In the year 2000, the modern E-Cigarette was invented based on Gilbert’s design. Chinese pharmacist, Hon Lik, invented an electronic cigarette that heated a nicotine-based liquid. The heated liquid created a vapor that could be inhaled. During the development of the product, Hon Lik noted that propylene glycol would create optimal results for diluting the nicotine in the apparatus, which has since become the industry standard. Hon Lik went on to invent a plastic addition that acts as both a reservoir for the liquid and a mouthpiece.

Market Availability and Popularity

Hon Lik’s invention started to hit the shelves in late 2003 and early 2004, depending on the location. Unlike Gilbert’s goal, Hon Lik aimed to create a product that would eradicate the dangers associated with traditional cigarettes while acting as a method of smoking cessation. E-Cigarettes started to gain traction in the latter part of the decade and ignited controversial conversations and exponential growth.

As with any popular invention, aspiring inventors and entrepreneurs were quick to develop accessory products that would enhance the user experience while earning them a substantial income. Businesses like Vapour.com launched as E-Cigarettes became a buzzword, and now offer a variety of vaping kits, mods, coils, and E Liquids to create a better vaping experience.

Social Impacts

As E-Cigarettes were originally identified as a smoking cessation tool, the governments of the world were quick to start investigating the efficacy, health implications, potential pitfalls and legislature surrounding their use.

In 2009 and 2010, numerous countries banned the use of Electronic Cigarettes until more information could be compiled regarding the health implications. Retailers like Amazon followed suit, restricting the sale of electronic cigarettes. As regulatory bodies rushed to get the information it deemed necessary to allow the continued sale of E-Cigarettes, avid users who had experienced success in quitting smoking protested and hosted pro-vaping festivals and events.

Throughout 2011 onward to 2013, new studies were released about the positive health implications of using E-Cigarettes as a method of smoking cessation, focusing on comparing the negligible health impacts versus traditional smoking. Furthermore, the psychology of using E-Cigarettes was evaluated and deemed to be an effective behavioral alternative to smoking. In layman’s terms, the physical act of inhaling vapor replicated cigarette smoke enough to curb cravings.
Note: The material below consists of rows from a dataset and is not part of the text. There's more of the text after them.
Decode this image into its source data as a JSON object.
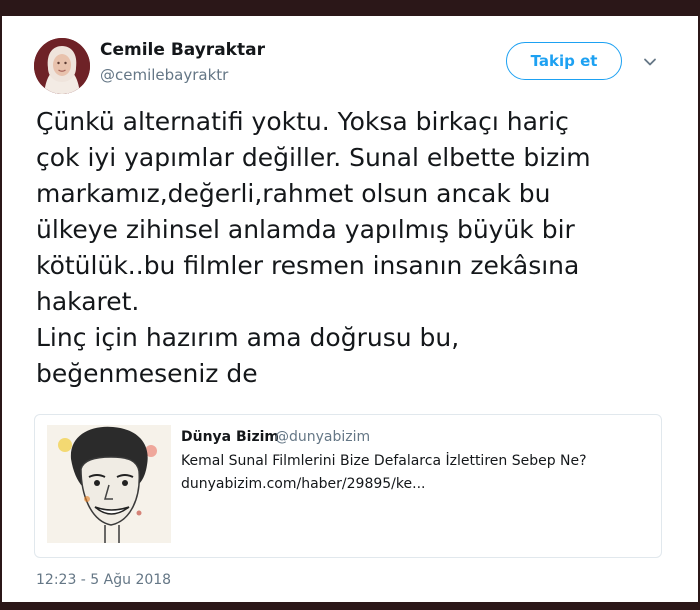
{
  "author": {
    "name": "Cemile Bayraktar",
    "handle": "@cemilebayraktr"
  },
  "follow_button": {
    "label": "Takip et"
  },
  "menu": {
    "icon": "chevron-down-icon"
  },
  "tweet": {
    "lines": [
      "Çünkü alternatifi yoktu. Yoksa birkaçı hariç",
      "çok iyi yapımlar değiller. Sunal elbette bizim",
      "markamız,değerli,rahmet olsun ancak bu",
      "ülkeye zihinsel anlamda yapılmış büyük bir",
      "kötülük..bu filmler resmen insanın zekâsına",
      "hakaret.",
      "Linç için hazırım ama doğrusu bu,",
      "beğenmeseniz de"
    ]
  },
  "quoted_card": {
    "name": "Dünya Bizim",
    "handle": "@dunyabizim",
    "title": "Kemal Sunal Filmlerini Bize Defalarca İzlettiren Sebep Ne?",
    "url": "dunyabizim.com/haber/29895/ke..."
  },
  "timestamp": "12:23 - 5 Ağu 2018",
  "colors": {
    "accent": "#1da1f2",
    "text": "#14171a",
    "secondary": "#657786",
    "frame": "#2b1718"
  }
}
Bans were lifted and the arduous process of creating regulations surrounding usage location and age was started.

Moving Forward

The Electronic Cigarette business totaled $11.4 billion dollars in 2016 and is expected to continue on an upward trend. It is reported that 30% of smokers in Japan have already made the switch to vaping from traditional smoking. As time goes on, regulatory practices and health studies will become more exact and informative. It is predicted that this shift from smoking traditional cigarettes to E-Cigarettes will drive down smoking-related cancers.